Like a mushroom or some other bit of fungus, Mark thought as he fled from the panting shrew. He paused at the laden sideboard in the hall to fortify himself for his interview with Fletcher. While washing down an onion and parsley omelet with some ale out of the pitcher, Mark was accosted by one of the potboys.

“Here now! Tis for dinner, that!” the dull-eyed oaf said, pointing to the ravaged dish. “And tis not dinnertime yet.”

Mark swallowed his food before speaking. “But I have not broken my fast until now.”

“Oh,” said the overgrown boy. He scratched his head. “But still, tis for dinner and cook will be full of wrath if he knows that ye have made a great hole in his omelet.”

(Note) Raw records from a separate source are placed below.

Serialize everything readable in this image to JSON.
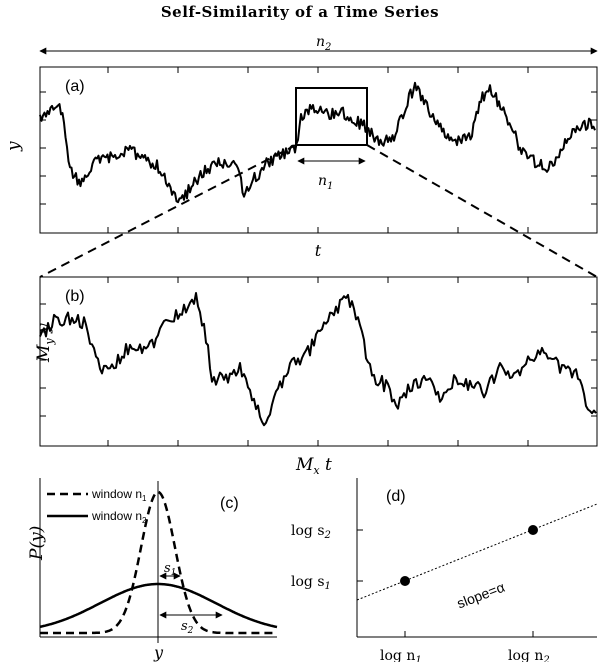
{
  "figure": {
    "title": "Self-Similarity of a Time Series",
    "colors": {
      "ink": "#000000",
      "background": "#ffffff"
    }
  },
  "panel_a": {
    "tag": "(a)",
    "ylabel": "y",
    "xlabel": "t",
    "span_label": {
      "base": "n",
      "sub": "2"
    },
    "window_label": {
      "base": "n",
      "sub": "1"
    }
  },
  "panel_b": {
    "tag": "(b)",
    "ylabel": {
      "base": "M",
      "sub": "y",
      "tail": " y"
    },
    "xlabel": {
      "base": "M",
      "sub": "x",
      "tail": " t"
    }
  },
  "panel_c": {
    "tag": "(c)",
    "ylabel": "P(y)",
    "xlabel": "y",
    "legend": [
      {
        "label": "window n",
        "sub": "1",
        "style": "dashed"
      },
      {
        "label": "window n",
        "sub": "2",
        "style": "solid"
      }
    ],
    "width_labels": [
      {
        "base": "s",
        "sub": "1"
      },
      {
        "base": "s",
        "sub": "2"
      }
    ]
  },
  "panel_d": {
    "tag": "(d)",
    "x_ticks": [
      {
        "base": "log n",
        "sub": "1"
      },
      {
        "base": "log n",
        "sub": "2"
      }
    ],
    "y_ticks": [
      {
        "base": "log s",
        "sub": "2"
      },
      {
        "base": "log s",
        "sub": "1"
      }
    ],
    "fit_label": "slope=α"
  }
}
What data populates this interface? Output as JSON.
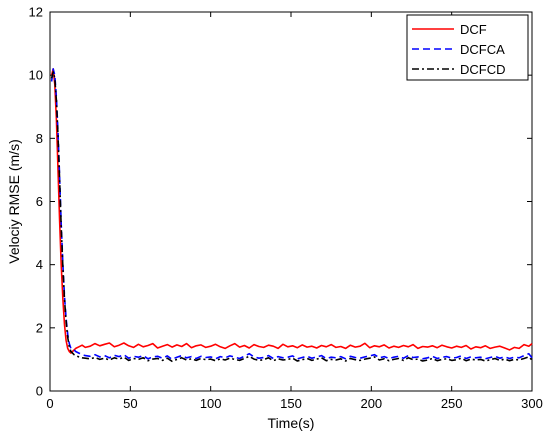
{
  "chart_data": {
    "type": "line",
    "title": "",
    "xlabel": "Time(s)",
    "ylabel": "Velociy RMSE (m/s)",
    "xlim": [
      0,
      300
    ],
    "ylim": [
      0,
      12
    ],
    "xticks": [
      0,
      50,
      100,
      150,
      200,
      250,
      300
    ],
    "yticks": [
      0,
      2,
      4,
      6,
      8,
      10,
      12
    ],
    "grid": false,
    "legend_position": "top-right",
    "series": [
      {
        "name": "DCF",
        "color": "#ff0000",
        "dash": "solid",
        "x": [
          1,
          2,
          3,
          4,
          5,
          6,
          7,
          8,
          9,
          10,
          11,
          12,
          13,
          14,
          15,
          16,
          18,
          20,
          22,
          25,
          28,
          31,
          34,
          37,
          40,
          43,
          46,
          49,
          52,
          55,
          58,
          61,
          64,
          67,
          70,
          73,
          76,
          79,
          82,
          85,
          88,
          91,
          94,
          97,
          100,
          103,
          106,
          109,
          112,
          115,
          118,
          121,
          124,
          127,
          130,
          133,
          136,
          139,
          142,
          145,
          148,
          151,
          154,
          157,
          160,
          163,
          166,
          169,
          172,
          175,
          178,
          181,
          184,
          187,
          190,
          193,
          196,
          199,
          202,
          205,
          208,
          211,
          214,
          217,
          220,
          223,
          226,
          229,
          232,
          235,
          238,
          241,
          244,
          247,
          250,
          253,
          256,
          259,
          262,
          265,
          268,
          271,
          274,
          277,
          280,
          283,
          286,
          289,
          292,
          295,
          298,
          300
        ],
        "y": [
          10.0,
          10.2,
          9.7,
          8.6,
          7.0,
          5.4,
          4.0,
          2.9,
          2.1,
          1.6,
          1.35,
          1.25,
          1.2,
          1.25,
          1.3,
          1.35,
          1.4,
          1.45,
          1.38,
          1.42,
          1.5,
          1.43,
          1.48,
          1.52,
          1.4,
          1.45,
          1.52,
          1.43,
          1.38,
          1.48,
          1.4,
          1.44,
          1.5,
          1.36,
          1.42,
          1.47,
          1.39,
          1.46,
          1.41,
          1.5,
          1.37,
          1.43,
          1.46,
          1.38,
          1.42,
          1.48,
          1.4,
          1.35,
          1.43,
          1.5,
          1.39,
          1.44,
          1.36,
          1.47,
          1.41,
          1.38,
          1.45,
          1.42,
          1.35,
          1.48,
          1.4,
          1.43,
          1.37,
          1.46,
          1.39,
          1.42,
          1.36,
          1.44,
          1.4,
          1.47,
          1.38,
          1.41,
          1.35,
          1.45,
          1.39,
          1.42,
          1.51,
          1.37,
          1.43,
          1.4,
          1.46,
          1.36,
          1.42,
          1.38,
          1.44,
          1.4,
          1.47,
          1.35,
          1.41,
          1.39,
          1.43,
          1.37,
          1.45,
          1.4,
          1.36,
          1.42,
          1.38,
          1.44,
          1.33,
          1.4,
          1.37,
          1.43,
          1.35,
          1.39,
          1.42,
          1.36,
          1.3,
          1.38,
          1.35,
          1.47,
          1.42,
          1.5
        ]
      },
      {
        "name": "DCFCA",
        "color": "#0000ff",
        "dash": "dashed",
        "x": [
          1,
          2,
          3,
          4,
          5,
          6,
          7,
          8,
          9,
          10,
          11,
          12,
          13,
          14,
          15,
          16,
          18,
          20,
          22,
          25,
          28,
          31,
          34,
          37,
          40,
          43,
          46,
          49,
          52,
          55,
          58,
          61,
          64,
          67,
          70,
          73,
          76,
          79,
          82,
          85,
          88,
          91,
          94,
          97,
          100,
          103,
          106,
          109,
          112,
          115,
          118,
          121,
          124,
          127,
          130,
          133,
          136,
          139,
          142,
          145,
          148,
          151,
          154,
          157,
          160,
          163,
          166,
          169,
          172,
          175,
          178,
          181,
          184,
          187,
          190,
          193,
          196,
          199,
          202,
          205,
          208,
          211,
          214,
          217,
          220,
          223,
          226,
          229,
          232,
          235,
          238,
          241,
          244,
          247,
          250,
          253,
          256,
          259,
          262,
          265,
          268,
          271,
          274,
          277,
          280,
          283,
          286,
          289,
          292,
          295,
          298,
          300
        ],
        "y": [
          9.8,
          10.2,
          10.0,
          9.3,
          8.2,
          6.8,
          5.3,
          4.0,
          3.0,
          2.3,
          1.8,
          1.5,
          1.35,
          1.3,
          1.3,
          1.25,
          1.2,
          1.15,
          1.12,
          1.1,
          1.15,
          1.08,
          1.12,
          1.05,
          1.13,
          1.09,
          1.15,
          1.04,
          1.1,
          1.07,
          1.12,
          1.02,
          1.08,
          1.1,
          1.04,
          1.11,
          1.0,
          1.07,
          1.12,
          1.05,
          1.09,
          1.03,
          1.1,
          1.06,
          1.08,
          1.02,
          1.09,
          1.05,
          1.11,
          1.07,
          1.03,
          1.1,
          1.18,
          1.08,
          1.04,
          1.06,
          1.12,
          1.03,
          1.09,
          1.05,
          1.07,
          1.11,
          1.02,
          1.06,
          1.1,
          1.04,
          1.08,
          1.12,
          1.03,
          1.07,
          1.05,
          1.09,
          1.02,
          1.1,
          1.06,
          1.04,
          1.08,
          1.11,
          1.15,
          1.05,
          1.09,
          1.03,
          1.07,
          1.1,
          1.04,
          1.12,
          1.06,
          1.08,
          1.02,
          1.05,
          1.1,
          1.03,
          1.07,
          1.09,
          1.04,
          1.06,
          1.11,
          1.03,
          1.08,
          1.05,
          1.07,
          1.02,
          1.06,
          1.1,
          1.04,
          1.08,
          1.03,
          1.07,
          1.05,
          1.12,
          1.18,
          1.05
        ]
      },
      {
        "name": "DCFCD",
        "color": "#000000",
        "dash": "dash-dot",
        "x": [
          1,
          2,
          3,
          4,
          5,
          6,
          7,
          8,
          9,
          10,
          11,
          12,
          13,
          14,
          15,
          16,
          18,
          20,
          22,
          25,
          28,
          31,
          34,
          37,
          40,
          43,
          46,
          49,
          52,
          55,
          58,
          61,
          64,
          67,
          70,
          73,
          76,
          79,
          82,
          85,
          88,
          91,
          94,
          97,
          100,
          103,
          106,
          109,
          112,
          115,
          118,
          121,
          124,
          127,
          130,
          133,
          136,
          139,
          142,
          145,
          148,
          151,
          154,
          157,
          160,
          163,
          166,
          169,
          172,
          175,
          178,
          181,
          184,
          187,
          190,
          193,
          196,
          199,
          202,
          205,
          208,
          211,
          214,
          217,
          220,
          223,
          226,
          229,
          232,
          235,
          238,
          241,
          244,
          247,
          250,
          253,
          256,
          259,
          262,
          265,
          268,
          271,
          274,
          277,
          280,
          283,
          286,
          289,
          292,
          295,
          298,
          300
        ],
        "y": [
          9.9,
          10.1,
          9.9,
          9.2,
          8.1,
          6.7,
          5.2,
          3.9,
          2.9,
          2.2,
          1.7,
          1.4,
          1.25,
          1.2,
          1.15,
          1.12,
          1.08,
          1.05,
          1.04,
          1.02,
          1.06,
          1.0,
          1.04,
          0.98,
          1.05,
          1.01,
          1.07,
          0.97,
          1.03,
          1.0,
          1.05,
          0.96,
          1.01,
          1.03,
          0.97,
          1.04,
          0.94,
          1.0,
          1.05,
          0.98,
          1.02,
          0.97,
          1.03,
          0.99,
          1.01,
          0.96,
          1.02,
          0.98,
          1.04,
          1.0,
          0.97,
          1.03,
          1.1,
          1.01,
          0.97,
          0.99,
          1.05,
          0.96,
          1.02,
          0.98,
          1.0,
          1.04,
          0.95,
          0.99,
          1.03,
          0.97,
          1.01,
          1.05,
          0.96,
          1.0,
          0.98,
          1.02,
          0.95,
          1.03,
          0.99,
          0.97,
          1.01,
          1.04,
          1.08,
          0.98,
          1.02,
          0.96,
          1.0,
          1.03,
          0.97,
          1.05,
          0.99,
          1.01,
          0.95,
          0.98,
          1.03,
          0.96,
          1.0,
          1.02,
          0.97,
          0.99,
          1.04,
          0.96,
          1.01,
          0.98,
          1.0,
          0.95,
          0.99,
          1.03,
          0.97,
          1.01,
          0.96,
          1.0,
          0.98,
          1.03,
          1.08,
          0.98
        ]
      }
    ]
  }
}
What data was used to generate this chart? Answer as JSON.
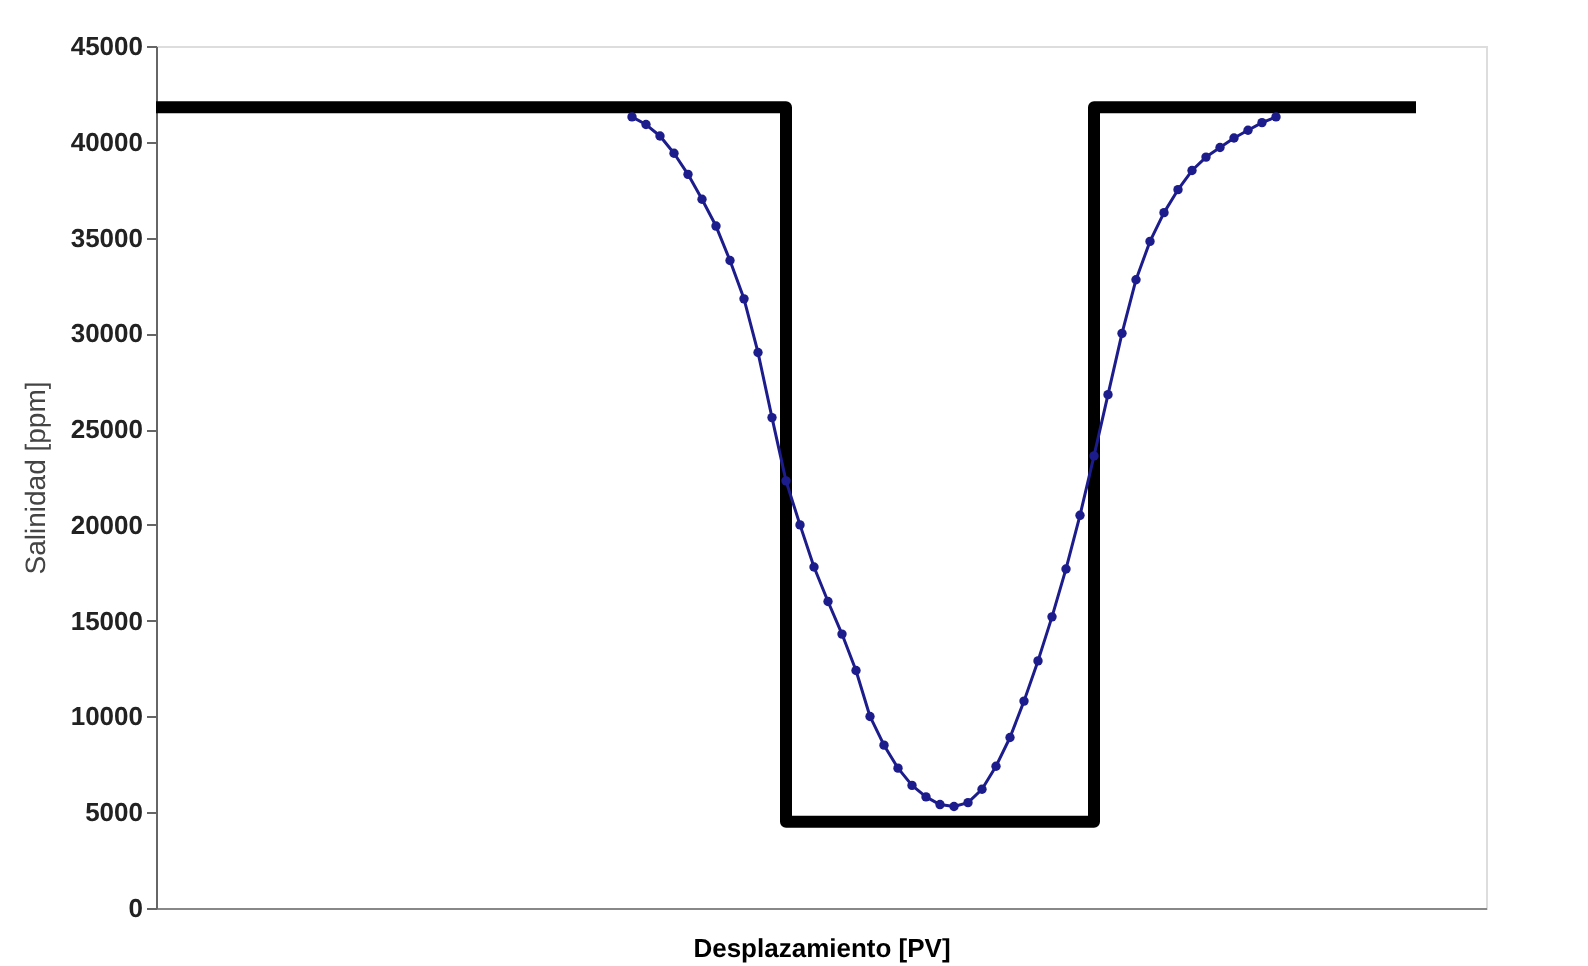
{
  "chart_data": {
    "type": "line",
    "xlabel": "Desplazamiento [PV]",
    "ylabel": "Salinidad [ppm]",
    "categories": [
      null,
      null,
      null,
      null,
      null,
      null,
      null,
      null,
      null,
      null,
      null,
      null,
      null,
      null,
      null,
      null,
      null,
      null,
      null,
      null,
      null,
      null,
      null,
      null,
      null,
      null,
      null,
      null,
      null,
      null,
      null,
      null,
      null,
      null,
      null,
      null,
      null,
      null,
      null,
      null,
      null,
      null,
      null,
      null,
      null,
      null,
      null,
      null,
      null,
      null,
      null,
      null,
      null,
      null,
      null,
      null,
      null,
      null,
      null,
      null,
      null,
      null,
      null,
      null,
      null,
      null,
      null,
      null,
      null,
      null,
      null,
      null,
      null,
      null,
      null,
      null,
      null,
      null,
      null,
      null,
      null,
      null,
      null,
      null,
      null,
      null,
      null,
      null,
      null,
      null,
      null,
      null,
      null,
      null,
      null,
      null
    ],
    "series": [
      {
        "type": "step",
        "color": "#000000",
        "marker": "none",
        "values": [
          41800,
          41800,
          41800,
          41800,
          41800,
          41800,
          41800,
          41800,
          41800,
          41800,
          41800,
          41800,
          41800,
          41800,
          41800,
          41800,
          41800,
          41800,
          41800,
          41800,
          41800,
          41800,
          41800,
          41800,
          41800,
          41800,
          41800,
          41800,
          41800,
          41800,
          41800,
          41800,
          41800,
          41800,
          41800,
          41800,
          41800,
          41800,
          41800,
          41800,
          41800,
          41800,
          41800,
          41800,
          41800,
          4500,
          4500,
          4500,
          4500,
          4500,
          4500,
          4500,
          4500,
          4500,
          4500,
          4500,
          4500,
          4500,
          4500,
          4500,
          4500,
          4500,
          4500,
          4500,
          4500,
          4500,
          4500,
          41800,
          41800,
          41800,
          41800,
          41800,
          41800,
          41800,
          41800,
          41800,
          41800,
          41800,
          41800,
          41800,
          41800,
          41800,
          41800,
          41800,
          41800,
          41800,
          41800,
          41800,
          41800,
          41800,
          41800,
          null,
          null,
          null,
          null,
          null
        ]
      },
      {
        "type": "line",
        "color": "#1c1c8c",
        "marker": "circle",
        "values": [
          null,
          null,
          null,
          null,
          null,
          null,
          null,
          null,
          null,
          null,
          null,
          null,
          null,
          null,
          null,
          null,
          null,
          null,
          null,
          null,
          null,
          null,
          null,
          null,
          null,
          null,
          null,
          null,
          null,
          null,
          null,
          null,
          null,
          null,
          41300,
          40900,
          40300,
          39400,
          38300,
          37000,
          35600,
          33800,
          31800,
          29000,
          25600,
          22300,
          20000,
          17800,
          16000,
          14300,
          12400,
          10000,
          8500,
          7300,
          6400,
          5800,
          5400,
          5300,
          5500,
          6200,
          7400,
          8900,
          10800,
          12900,
          15200,
          17700,
          20500,
          23600,
          26800,
          30000,
          32800,
          34800,
          36300,
          37500,
          38500,
          39200,
          39700,
          40200,
          40600,
          41000,
          41300,
          null,
          null,
          null,
          null,
          null,
          null,
          null,
          null,
          null,
          null,
          null,
          null,
          null,
          null,
          null
        ]
      }
    ],
    "ylim": [
      0,
      45000
    ],
    "yticks": [
      0,
      5000,
      10000,
      15000,
      20000,
      25000,
      30000,
      35000,
      40000,
      45000
    ],
    "tick_labels": "y",
    "grid": false,
    "legend": false
  }
}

Mark beckoned the servant to lean closer. He whispered in the boy’s ear, “Then we shall not tell him, shall we? Besides, tis a passing good bit of victual. Try some. I shall not betray you,” he added.

The lackwit grinned, looked over his shoulder, then scooped out a portion twice as large as Mark’s. He nodded at Mark while he ate.

Mark returned his smile. “A word to the wise, my friend. Wipe your mouth free from crumbs or else twill be you and not I that the cook will cudgel.” Then he left the lad to his fate.

Mark hoped to catch Mortimer unawares at his mysterious business in the depths of Bodiam’s large storerooms but the man met him on the stairs.

“How now, my lord? Methinks you have lost your way.” Mortimer blocked further progress with a dissembling smile on his face.

“Indeed so?” Mark replied, knowing exactly where he was within Bodiam’s walls. “I had thought these steps might lead to the flower garden that I spied from my casement.”

“A walk outside on such a foul day?” Mortimer ascended a step closer, forcing his guest to turn around and retrace his journey. Mortimer ushered him into his small office off the hall. He offered the nobleman the better of two straight-back wooden chairs that flanked a worn oaken table.